Project Runway
Like most of my friends (sorry, guys), I have no fashion sense whatsoever. Basically,
if “inconspicuous” could be called a style, that’s how I’ve
rolled since grade school, where I determined early on that it was best to wear
clothes that wouldn’t call attention to me. Let the fashion-forward nerds
take all the playground beatings.
All that said, I still feel confident in declaring that the judges on Project
Runway 3 are on crack this season. There are now seven designers remaining
in the cast—we’re at the halfway mark, more or less—and three
of them should have been booted within the first three weeks. You know who I’m
talking about:
1. Angela, a tasteless folk artist type who slaps her signature “rosettes”
and other cheesy add-ons to every shoddily executed garment she turns out. This
week, when contestants were asked to create everyday clothes for other contestants’
mothers or sisters, Angela tried for an Audrey Hepburn look, but inexplicably
added cowgirl frills to spice up a drab, unflattering outfit.
2. Vincent, a raving lunatic who escaped the first challenge despite having his
model walk the runway with a bowl on her head. Against all reason, he actually
won this week’s challenge with a simple, unimaginative, and shoddily executed
dress that’s nonetheless his best effort by far. Let’s hear it for
failing upwards!
3. Jeffrey, an ex-junkie who’s apparently given up smack for the all-consuming
work of being a total dick. This week, he brushed off his client’s wishes
in order to create another in a long line of patched-together Frankenstein ensembles,
part of what judge Michael Kors charitably referred to as his “ugly beautiful”
aesthetic. But you had to go back in time and create outfits for Pat Benetar’s
“Love Is A Battlefield” video, he’d be the guy to do it.
Granted, some of more promising designers in the beginning went south in a hurry.
There was Keith, who rivaled Jeffrey for arrogant dick-ery before getting kicked
off for breaking house rules about using design books and leaving the residence
for late-night Internet sessions. Robert looked like a shoo-in for Fashion Week
after a couple of episodes, but he couldn’t stop turning out boring garments.
This week, he pretty much forced the judges to send him home by cutting holes
in two giant swaths of fabric and making a plus-sized woman look like William
“The Refrigerator” Perry.
To my mind, two of the exits were not justified. Week Two sent Malan home for
a dress that clearly didn’t work—it fit, to paraphrase The Hater,
like a brown log—but it was an ambitious and intricate bit of tailoring
that was at least going for something. Keep in mind, the “going for something”
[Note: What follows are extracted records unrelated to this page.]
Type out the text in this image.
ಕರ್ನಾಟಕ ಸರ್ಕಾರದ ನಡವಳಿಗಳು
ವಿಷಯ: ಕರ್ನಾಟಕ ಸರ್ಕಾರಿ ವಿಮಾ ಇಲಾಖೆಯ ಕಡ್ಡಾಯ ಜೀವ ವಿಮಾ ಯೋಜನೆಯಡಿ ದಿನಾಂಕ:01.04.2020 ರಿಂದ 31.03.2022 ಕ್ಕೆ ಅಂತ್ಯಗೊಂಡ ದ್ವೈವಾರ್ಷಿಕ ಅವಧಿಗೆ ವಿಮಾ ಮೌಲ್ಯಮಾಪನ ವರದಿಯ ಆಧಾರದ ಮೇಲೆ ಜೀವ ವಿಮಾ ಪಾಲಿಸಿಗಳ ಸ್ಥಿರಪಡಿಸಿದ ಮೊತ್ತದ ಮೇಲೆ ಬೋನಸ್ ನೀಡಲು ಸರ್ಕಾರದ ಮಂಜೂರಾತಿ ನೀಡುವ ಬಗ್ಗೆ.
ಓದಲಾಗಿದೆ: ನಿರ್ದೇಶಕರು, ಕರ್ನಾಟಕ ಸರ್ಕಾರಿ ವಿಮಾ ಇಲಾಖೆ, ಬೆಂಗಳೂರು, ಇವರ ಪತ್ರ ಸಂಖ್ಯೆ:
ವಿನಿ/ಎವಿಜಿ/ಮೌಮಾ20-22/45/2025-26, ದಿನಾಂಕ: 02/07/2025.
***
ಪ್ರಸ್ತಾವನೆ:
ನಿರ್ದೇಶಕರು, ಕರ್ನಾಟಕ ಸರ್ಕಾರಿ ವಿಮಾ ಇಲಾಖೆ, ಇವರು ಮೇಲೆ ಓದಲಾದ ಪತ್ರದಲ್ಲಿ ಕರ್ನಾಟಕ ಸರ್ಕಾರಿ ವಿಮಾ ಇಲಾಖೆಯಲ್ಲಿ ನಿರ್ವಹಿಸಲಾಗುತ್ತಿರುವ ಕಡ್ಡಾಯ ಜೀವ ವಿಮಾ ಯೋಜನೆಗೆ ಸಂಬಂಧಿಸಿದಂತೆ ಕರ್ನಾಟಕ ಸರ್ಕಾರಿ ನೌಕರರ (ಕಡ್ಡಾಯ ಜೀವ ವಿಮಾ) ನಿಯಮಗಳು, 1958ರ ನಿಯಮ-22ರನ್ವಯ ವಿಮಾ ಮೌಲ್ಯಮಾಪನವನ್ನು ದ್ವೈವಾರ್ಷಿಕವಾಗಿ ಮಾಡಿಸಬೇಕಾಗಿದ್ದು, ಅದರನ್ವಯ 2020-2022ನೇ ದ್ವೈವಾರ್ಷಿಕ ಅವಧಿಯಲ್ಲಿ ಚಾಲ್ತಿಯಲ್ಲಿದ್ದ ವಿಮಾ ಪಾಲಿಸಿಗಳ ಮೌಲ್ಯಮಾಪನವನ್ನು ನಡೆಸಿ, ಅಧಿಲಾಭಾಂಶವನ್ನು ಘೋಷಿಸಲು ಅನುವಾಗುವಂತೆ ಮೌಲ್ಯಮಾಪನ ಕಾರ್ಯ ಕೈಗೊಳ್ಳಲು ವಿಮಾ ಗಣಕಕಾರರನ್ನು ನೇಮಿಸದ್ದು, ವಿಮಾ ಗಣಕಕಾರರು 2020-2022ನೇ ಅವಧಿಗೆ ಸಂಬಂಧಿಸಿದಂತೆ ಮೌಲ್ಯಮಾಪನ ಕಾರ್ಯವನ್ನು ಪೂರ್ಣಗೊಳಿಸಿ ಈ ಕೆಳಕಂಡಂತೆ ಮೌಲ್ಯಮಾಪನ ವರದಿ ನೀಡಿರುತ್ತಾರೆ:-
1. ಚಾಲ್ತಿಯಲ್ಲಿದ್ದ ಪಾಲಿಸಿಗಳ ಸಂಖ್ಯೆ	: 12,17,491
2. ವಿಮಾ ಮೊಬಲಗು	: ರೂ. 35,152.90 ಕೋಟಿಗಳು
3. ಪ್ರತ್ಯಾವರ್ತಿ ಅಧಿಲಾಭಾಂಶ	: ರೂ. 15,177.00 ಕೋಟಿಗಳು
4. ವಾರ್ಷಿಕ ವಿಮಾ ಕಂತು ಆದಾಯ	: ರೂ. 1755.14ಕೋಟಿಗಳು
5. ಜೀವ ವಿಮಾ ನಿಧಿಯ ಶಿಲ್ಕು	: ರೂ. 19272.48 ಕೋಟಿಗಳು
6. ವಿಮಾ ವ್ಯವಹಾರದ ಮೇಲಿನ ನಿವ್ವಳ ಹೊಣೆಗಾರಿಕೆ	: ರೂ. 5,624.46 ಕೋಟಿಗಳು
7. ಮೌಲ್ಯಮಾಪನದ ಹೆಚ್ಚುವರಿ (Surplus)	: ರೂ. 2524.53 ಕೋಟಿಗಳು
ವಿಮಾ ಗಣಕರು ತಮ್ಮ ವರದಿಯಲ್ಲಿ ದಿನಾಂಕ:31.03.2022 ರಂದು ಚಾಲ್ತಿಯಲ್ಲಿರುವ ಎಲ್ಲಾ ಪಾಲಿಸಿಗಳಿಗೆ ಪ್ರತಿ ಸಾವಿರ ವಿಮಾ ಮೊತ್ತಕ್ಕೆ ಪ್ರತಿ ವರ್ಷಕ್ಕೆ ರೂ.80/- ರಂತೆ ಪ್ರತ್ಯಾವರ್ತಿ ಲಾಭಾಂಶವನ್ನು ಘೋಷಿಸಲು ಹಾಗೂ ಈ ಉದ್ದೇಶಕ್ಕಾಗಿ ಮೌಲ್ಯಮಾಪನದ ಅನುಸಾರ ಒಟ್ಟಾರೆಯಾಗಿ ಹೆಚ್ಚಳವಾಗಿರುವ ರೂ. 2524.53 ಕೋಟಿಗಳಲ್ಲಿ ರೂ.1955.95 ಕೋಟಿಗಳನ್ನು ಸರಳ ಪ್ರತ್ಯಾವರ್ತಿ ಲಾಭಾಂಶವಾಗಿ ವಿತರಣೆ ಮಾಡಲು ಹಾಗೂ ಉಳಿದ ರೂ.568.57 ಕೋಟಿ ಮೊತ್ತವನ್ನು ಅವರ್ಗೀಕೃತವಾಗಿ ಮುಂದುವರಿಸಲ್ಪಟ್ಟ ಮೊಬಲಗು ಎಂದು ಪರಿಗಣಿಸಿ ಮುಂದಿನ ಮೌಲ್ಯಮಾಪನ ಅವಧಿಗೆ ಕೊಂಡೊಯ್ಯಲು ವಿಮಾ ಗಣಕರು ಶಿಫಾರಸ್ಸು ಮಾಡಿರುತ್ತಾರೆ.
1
criteria basically kept Santino around all the way to the finish last year, even
when he made that hideous jumpsuit for Kara Janx, which was easily a contender
for the worst outfit in the show’s history. Can someone honestly claim that
Malan would be putting out less interesting clothes than Angela, Vincent, and
Jeffrey if he were still around? (That’s a rhetorical question. The answer
is “no.”) Then there’s poor Alison, who also put together a
flawed but interesting dress after weeks of solid contributions and gets the boot
over Vincent’s juvenile canvas-in-motion.
So who does that leave? Michael and Uli, two rock-solid designers who have yet
to turn out a dud and who consistently stay above the catty fray. I’d say
that they’re a lock for Fashion Week, but one bad week and it could be Angela/Vincent/Jeffrey
waving them off. (An open question: How much weight should individual challenges
have in determining who stays and who goes? Apparently, the judges put a lot of
emphasis on what-have-you-done-for-me-lately, but there have been too many inexplicable
exits this year.) The only real suspense will be who takes up the third slot.
Between Kayne and Laura, I’d have to give a pretty big edge to Laura, whose
dresses have a bad tendency to look matronly, but they’re always well-constructed
and tasteful; she seems to design clothes a woman like herself would like to wear,
and there’s nothing wrong with that. Kayne has a more active imagination,
but he doesn’t know when to quit with the garish beauty pageant costumes;
with Robert gone, he’ll have no one to rein him in.
Overall, what seemed initially like the most promising of casts has withered into
perhaps the weakest. But hey, if that clears the way for Michael and Uli to rule
Fashion Week, all the better. Like Harold from Top Chef, they’re heads-down
craftspeople on one of the few meritocracies in reality television.